Walt Gardner is an experienced educator who writes a blog in Education Week. In a Memorial Day post, he warns that the anti-testing movement is going too far, too fast, and is likely to generate a backlash. He argues that the public is entitled to know how schools are doing, and standardized tests provide them with information they want and need. He concludes that the tests should be better, more carefully vetted, and serve diagnostic purposes.

 

His concern is reasonable, but I don’t think he is fully cognizant of the reasons that so many parents have decided to opt out.

 

Let me run through a few of them and invite you to add others.

 

  1. The current tests have no diagnostic value. No one is allowed to see how specific children answered, what they got right or wrong, where they need extra help.
  2. No one is allowed to see the questions and “right answers” other than the testing companies. So, unless there is a leak, no one can judge whether the questions are coherent and developmentally appropriate, or whether the answers are ambiguous or incorrect.
  3. Children sit for reading and math tests over six days that may last for many hours, more than the bar exams or the SAT. This is cruel and unusual punishment.
  4. Given the high stakes attached to test scores–the school may be stigmatized or closed, the staff may be fired or get a bonus–the pressure to raise scores is overwhelming.
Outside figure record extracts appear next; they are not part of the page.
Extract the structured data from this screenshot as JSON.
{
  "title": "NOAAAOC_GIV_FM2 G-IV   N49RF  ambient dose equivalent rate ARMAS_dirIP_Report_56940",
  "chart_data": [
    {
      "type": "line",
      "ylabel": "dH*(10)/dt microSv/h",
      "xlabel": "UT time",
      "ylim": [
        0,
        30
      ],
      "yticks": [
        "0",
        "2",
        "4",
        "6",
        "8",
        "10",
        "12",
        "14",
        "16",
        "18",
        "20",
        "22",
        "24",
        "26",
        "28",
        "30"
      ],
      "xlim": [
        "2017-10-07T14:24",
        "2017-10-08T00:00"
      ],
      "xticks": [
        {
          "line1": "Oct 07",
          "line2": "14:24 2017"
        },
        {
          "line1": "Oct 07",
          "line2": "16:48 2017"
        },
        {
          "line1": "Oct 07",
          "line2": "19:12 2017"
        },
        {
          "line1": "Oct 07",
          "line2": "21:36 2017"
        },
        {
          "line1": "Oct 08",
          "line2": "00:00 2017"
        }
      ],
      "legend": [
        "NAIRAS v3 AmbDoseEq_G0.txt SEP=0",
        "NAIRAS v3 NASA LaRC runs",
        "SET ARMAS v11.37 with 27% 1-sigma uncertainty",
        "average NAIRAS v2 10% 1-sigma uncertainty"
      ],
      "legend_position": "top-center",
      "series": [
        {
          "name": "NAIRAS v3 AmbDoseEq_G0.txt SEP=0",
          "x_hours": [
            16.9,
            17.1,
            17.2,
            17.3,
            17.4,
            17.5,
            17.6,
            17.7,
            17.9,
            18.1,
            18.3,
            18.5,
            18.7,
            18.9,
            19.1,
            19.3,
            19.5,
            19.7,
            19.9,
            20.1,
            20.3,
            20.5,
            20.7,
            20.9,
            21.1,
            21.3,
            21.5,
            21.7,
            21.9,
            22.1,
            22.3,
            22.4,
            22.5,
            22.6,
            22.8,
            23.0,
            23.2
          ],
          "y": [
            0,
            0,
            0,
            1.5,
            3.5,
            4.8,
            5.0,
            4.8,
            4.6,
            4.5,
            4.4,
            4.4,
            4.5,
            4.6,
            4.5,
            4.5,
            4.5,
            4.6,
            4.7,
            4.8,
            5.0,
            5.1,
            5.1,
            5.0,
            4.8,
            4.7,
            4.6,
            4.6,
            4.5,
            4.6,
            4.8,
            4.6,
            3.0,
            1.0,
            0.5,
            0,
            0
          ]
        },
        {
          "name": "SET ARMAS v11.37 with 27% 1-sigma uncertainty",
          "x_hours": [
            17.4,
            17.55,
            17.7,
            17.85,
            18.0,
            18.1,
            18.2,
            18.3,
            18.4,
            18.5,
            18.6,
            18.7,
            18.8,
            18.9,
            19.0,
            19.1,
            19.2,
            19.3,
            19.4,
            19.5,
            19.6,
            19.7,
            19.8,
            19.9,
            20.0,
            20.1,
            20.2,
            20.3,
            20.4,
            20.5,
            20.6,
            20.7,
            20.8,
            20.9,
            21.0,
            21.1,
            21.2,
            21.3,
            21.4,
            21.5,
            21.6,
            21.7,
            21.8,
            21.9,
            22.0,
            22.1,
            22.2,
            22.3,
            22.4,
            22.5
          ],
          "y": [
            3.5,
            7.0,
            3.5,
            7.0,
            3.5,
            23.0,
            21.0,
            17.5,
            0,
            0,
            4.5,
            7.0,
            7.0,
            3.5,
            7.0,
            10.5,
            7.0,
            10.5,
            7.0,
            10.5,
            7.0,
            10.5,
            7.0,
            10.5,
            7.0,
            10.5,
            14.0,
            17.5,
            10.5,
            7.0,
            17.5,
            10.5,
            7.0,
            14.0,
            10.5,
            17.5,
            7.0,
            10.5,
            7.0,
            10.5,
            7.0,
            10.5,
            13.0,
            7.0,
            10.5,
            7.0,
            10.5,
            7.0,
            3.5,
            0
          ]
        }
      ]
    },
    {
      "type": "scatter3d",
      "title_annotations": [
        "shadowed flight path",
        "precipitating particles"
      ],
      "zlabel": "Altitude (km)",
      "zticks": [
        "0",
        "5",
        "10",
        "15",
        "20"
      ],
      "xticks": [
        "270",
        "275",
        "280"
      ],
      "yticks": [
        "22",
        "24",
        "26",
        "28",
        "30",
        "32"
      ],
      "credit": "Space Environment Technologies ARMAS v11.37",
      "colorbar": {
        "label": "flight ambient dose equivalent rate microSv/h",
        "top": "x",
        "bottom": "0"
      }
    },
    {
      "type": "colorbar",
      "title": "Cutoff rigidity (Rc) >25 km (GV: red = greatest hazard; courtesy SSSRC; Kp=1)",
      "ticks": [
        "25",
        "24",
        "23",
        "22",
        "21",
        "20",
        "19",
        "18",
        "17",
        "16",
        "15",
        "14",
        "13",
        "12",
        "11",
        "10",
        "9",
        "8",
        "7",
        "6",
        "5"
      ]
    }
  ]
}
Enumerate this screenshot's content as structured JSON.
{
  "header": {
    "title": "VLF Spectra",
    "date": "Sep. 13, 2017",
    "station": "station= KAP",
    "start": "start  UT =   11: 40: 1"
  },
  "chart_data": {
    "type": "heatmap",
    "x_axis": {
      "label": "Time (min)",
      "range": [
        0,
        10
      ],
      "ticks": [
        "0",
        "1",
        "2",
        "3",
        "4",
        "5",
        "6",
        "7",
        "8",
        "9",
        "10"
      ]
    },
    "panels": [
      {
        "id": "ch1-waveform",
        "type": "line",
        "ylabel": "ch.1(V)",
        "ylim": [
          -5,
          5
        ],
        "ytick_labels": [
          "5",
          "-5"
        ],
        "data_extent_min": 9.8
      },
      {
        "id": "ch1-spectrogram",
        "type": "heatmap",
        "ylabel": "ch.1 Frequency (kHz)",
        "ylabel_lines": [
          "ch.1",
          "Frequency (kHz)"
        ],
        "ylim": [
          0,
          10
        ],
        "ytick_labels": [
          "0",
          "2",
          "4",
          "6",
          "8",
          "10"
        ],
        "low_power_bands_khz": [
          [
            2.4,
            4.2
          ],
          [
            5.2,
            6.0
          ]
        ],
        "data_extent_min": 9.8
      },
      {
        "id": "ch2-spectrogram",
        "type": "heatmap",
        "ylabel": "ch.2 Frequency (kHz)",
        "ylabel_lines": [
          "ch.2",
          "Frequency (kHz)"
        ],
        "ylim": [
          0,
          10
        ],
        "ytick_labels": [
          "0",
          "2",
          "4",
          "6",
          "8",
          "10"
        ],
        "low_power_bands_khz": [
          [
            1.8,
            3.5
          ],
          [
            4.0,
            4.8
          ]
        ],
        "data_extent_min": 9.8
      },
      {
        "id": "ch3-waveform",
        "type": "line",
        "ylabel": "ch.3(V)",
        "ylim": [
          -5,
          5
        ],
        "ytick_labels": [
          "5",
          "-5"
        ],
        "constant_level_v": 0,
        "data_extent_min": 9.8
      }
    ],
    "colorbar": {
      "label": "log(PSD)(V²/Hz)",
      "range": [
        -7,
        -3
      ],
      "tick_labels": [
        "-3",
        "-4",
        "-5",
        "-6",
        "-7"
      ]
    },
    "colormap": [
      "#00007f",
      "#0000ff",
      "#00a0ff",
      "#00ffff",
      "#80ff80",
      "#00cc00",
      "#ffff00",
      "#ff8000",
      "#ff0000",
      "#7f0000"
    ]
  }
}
This pressure leads to predictable consequences: teaching to the test, narrowing the curriculum, cheating.
  5. The heavy emphasis on testing warps education, distorts its meaning.
  6. The most vociferous fans of standardized testing send their own children to private schools. When will they give their children the medicine they prescribe for other people’s children.
  7. The tests themselves are heavily biased by socioeconomic status. Students from affluent families typically are in the top half of the normal curve, while those who do not have the advantages associated with affluence land in the bottom half. It is very hard to escape the bell curve.
  8. Instead of using a measure that is normed on a bell curve, why not judge students by a criterion-referenced measure, akin to a driver’s test? Every student should have a fair opportunity to succeed, not in comparison to others, but by measures that judge readiness for life.
  9. Few people will ever take a standardized test after they leave high school. Bubble guessing is not a useful skill.
  10. For most of our history, students were evaluated by their teachers, not by a bubble test. Then, in many states, students were tested in grades 4 and 8. Now all children in grades 3-8 are tested every year. This development has been a bonanza for testing companies but has had no positive effects for students, teachers, or schools.

 

I say, until we come up with better, more valuable, reliable, and effective ways of measuring student progress, let’s ditch the tests we have now. They accomplish nothing, at great cost.